まずは「表現の仕方」の違い。フランスのフランス語は比喩や皮肉、ユーモアを多用し、「雲をつかむような議論」や「道に迷う子羊」といった文学的表現が日常的に登場する。しかし外交の場では曖昧さは障害となるため、国際会議でのフランス語は短く、論理的で、誤解の余地がないことが求められる。先日のある会議である国の代表が「C’est clair comme l’eau de roche.(水晶の水のように明らかだ)」と述べた際、議長は単に「C’est évident.(明らかだ)」と要約した。表現の美しさよりも理解のしやすさが優先されるのである。

発音にも違いがある。フランス語学習者にとって理想とされるパリ風の“R”の発音は、国際会議ではしばしば簡略化される。理由は、話者の多くがフランス人ではないから。今やフランス語人口の中心はアフリカにあり、そこでは母音を明確に発音し、リエゾンを省略する傾向が強い。

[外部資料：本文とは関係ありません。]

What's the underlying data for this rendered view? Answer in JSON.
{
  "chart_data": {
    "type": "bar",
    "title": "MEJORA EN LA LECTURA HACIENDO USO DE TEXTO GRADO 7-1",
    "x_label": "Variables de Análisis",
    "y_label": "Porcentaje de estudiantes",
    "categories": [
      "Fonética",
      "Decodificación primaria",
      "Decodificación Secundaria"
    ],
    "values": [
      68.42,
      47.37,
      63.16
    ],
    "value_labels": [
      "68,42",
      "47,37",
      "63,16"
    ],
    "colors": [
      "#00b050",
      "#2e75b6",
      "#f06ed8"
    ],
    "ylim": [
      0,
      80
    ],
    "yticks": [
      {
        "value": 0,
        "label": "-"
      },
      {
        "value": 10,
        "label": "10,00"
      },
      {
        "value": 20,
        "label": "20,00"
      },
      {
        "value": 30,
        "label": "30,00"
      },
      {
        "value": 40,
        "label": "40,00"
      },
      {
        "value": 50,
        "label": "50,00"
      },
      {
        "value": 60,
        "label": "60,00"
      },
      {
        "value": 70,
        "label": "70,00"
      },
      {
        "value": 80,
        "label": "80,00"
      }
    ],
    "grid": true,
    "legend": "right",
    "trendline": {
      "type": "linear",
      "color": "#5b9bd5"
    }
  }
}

例えば私も「les enfants et les femmes」という語が「レ・アンファン・エ・レ・ファム」と区切って発音される場面を耳にしたことがある。これは発言者個人の特徴かもしれないが、結果として非ネイティブにも聞き取りやすくなっている。国際会議でのフランス語は「配慮された発音」へ進化しているといえる。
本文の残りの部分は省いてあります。